Questa è parte del ritornello di CCCP brano programmatico cantato nel 1986 da Giovanni Lindo Ferretti per il suo gruppo, i CCCP.

reduce

Se non amate i CCCP/CSI non c’è un reale motivo per cui dovreste leggere questo libro. Almeno non credo! Da fan quale sono (concerti, testi a memoria, fanzine, copie su ogni supporto possibile di ogni disco..) non so se potrebbe davvero piacere a chi non è appassionato di questo gruppo. Parti molto gradevoli di storia familiare e di un ritorno alla natura, altre intrise di oscurantismo ultra cattolico… Il tutto scritto come le canzoni. Mi sarebbero bastate 10 righe per riconoscerlo. È sempre il solito Ferretti quello che pensa e quello che scrive. Così troviamo un’abbondanza di rime baciate non solo nelle poesie che compongono il volume, ma anche nelle prose; questo, che funzionava molto bene in musica, è forse un punto debole del suo stile di scrittore. Inoltre non mi va giù che liquidi tutto un passato di idee, posizioni et simili con uno scarno: ero giovane e sciocco. Avrei voluto che mi spiegasse come si passa da A a B, qual è il percorso… Invece sembra che tutto fosse già lì, sotto la scorza, pronto a uscir fuori… Non lo so. Ma d’altra parte ci aveva avvisato:”non fare di me un idolo, mi brucerò”

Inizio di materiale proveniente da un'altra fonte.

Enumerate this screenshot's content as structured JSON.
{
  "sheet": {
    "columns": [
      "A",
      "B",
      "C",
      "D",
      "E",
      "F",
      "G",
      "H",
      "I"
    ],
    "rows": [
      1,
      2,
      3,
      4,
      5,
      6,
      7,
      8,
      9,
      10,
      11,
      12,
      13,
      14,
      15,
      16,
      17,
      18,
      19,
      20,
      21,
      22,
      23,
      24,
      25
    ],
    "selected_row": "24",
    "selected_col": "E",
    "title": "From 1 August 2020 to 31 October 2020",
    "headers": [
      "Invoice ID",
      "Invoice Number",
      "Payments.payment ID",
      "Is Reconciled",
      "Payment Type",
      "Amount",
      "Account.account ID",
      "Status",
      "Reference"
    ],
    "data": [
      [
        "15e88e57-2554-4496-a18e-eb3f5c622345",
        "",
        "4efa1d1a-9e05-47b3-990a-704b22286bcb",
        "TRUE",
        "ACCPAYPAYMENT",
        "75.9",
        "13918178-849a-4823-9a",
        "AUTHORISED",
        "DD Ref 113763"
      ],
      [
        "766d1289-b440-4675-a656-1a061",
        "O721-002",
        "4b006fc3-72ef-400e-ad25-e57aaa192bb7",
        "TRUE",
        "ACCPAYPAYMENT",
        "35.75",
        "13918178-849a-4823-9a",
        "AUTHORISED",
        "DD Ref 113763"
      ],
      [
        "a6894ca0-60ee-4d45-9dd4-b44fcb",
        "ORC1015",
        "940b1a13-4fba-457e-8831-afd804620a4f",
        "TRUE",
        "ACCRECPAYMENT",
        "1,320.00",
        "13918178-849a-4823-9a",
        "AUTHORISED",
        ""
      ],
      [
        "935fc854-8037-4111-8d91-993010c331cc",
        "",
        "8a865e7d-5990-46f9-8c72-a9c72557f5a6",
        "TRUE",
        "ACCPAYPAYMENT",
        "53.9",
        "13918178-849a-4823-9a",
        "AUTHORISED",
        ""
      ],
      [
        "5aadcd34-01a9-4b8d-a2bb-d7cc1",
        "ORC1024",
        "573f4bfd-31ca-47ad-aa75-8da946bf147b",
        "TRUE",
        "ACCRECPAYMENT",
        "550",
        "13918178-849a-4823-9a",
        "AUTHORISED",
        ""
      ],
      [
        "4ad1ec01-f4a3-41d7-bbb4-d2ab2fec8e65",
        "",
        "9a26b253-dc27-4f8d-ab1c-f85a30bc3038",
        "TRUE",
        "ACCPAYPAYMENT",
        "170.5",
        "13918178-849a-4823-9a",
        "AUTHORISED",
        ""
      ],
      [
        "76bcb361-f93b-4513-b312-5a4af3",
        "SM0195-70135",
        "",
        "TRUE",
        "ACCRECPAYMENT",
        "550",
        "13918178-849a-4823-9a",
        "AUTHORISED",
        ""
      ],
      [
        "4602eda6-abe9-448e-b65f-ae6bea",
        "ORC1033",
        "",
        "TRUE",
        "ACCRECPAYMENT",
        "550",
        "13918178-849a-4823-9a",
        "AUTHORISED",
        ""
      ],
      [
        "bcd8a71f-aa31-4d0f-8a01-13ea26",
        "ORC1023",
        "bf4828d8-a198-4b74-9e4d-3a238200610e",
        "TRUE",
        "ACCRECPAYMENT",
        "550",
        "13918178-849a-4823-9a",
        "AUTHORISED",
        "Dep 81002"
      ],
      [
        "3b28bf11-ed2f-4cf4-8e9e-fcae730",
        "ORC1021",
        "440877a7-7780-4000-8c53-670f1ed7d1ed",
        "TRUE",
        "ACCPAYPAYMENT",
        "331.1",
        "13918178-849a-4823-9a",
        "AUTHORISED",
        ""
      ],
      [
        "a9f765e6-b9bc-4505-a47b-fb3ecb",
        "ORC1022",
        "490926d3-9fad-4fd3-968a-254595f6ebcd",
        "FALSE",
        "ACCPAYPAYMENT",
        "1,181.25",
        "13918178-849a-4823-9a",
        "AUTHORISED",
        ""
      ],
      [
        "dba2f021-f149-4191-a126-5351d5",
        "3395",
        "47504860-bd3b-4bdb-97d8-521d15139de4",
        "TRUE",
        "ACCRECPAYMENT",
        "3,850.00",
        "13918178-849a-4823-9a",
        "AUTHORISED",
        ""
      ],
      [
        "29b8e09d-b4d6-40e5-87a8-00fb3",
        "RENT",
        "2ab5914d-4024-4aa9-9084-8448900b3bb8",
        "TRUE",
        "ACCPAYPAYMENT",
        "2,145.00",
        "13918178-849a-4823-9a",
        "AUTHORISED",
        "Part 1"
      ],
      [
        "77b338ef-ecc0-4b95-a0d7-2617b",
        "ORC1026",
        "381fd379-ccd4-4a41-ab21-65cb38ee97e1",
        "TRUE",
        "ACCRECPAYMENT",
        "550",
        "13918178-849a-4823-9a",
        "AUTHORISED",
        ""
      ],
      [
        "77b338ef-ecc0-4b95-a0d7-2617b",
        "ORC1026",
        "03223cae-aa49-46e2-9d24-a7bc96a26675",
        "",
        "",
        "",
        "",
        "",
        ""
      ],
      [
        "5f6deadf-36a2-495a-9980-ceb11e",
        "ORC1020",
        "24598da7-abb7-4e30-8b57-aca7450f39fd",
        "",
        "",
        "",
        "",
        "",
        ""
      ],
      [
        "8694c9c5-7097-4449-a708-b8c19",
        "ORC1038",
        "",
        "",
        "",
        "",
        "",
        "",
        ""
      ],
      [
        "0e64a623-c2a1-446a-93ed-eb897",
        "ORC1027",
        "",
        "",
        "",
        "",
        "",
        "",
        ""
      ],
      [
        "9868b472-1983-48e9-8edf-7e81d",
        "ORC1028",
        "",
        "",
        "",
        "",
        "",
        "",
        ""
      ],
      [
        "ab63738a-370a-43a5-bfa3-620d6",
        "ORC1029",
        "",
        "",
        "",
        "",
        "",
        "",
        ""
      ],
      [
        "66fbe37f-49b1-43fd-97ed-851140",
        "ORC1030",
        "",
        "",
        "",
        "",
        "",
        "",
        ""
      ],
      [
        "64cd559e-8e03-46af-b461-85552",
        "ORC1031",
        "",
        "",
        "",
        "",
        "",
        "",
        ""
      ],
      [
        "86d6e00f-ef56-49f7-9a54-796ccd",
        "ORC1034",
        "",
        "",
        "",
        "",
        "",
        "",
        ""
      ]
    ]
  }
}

Ci ripenso e magari lo rileggerò.

Sara R.

DESCRIZIONE

A partire dalla storia e dalla geografia della zona dell’Appennino emiliano da cui proviene la sua famiglia e dove lui stesso è nato, Giovanni Lindo Ferretti traccia una sorta di grande storia epica composta da diversi quadri, nei quali la vita dei suoi parenti e la sua si intreccia a quella del mondo circostante. Dal Sahara algerino alla Lisbona della Rivoluzione dei garofani, dalla Jugoslavia alla Mongolia, dal Salento al Sudafrica, da Reggio Emilia a Gerusalemme: i viaggi di Ferretti sono occasione di mille incontri e di mille riflessioni ma soprattutto segnano le tappe di una maturazione umana originalissima. Partito dal suo paesino appenninico, passato attraverso i sogni e le follie di un’intera generazione, Ferretti riscopre in giro per il mondo la strada che lo riporterà a casa, sui suoi monti, ad allevare i suoi cavalli.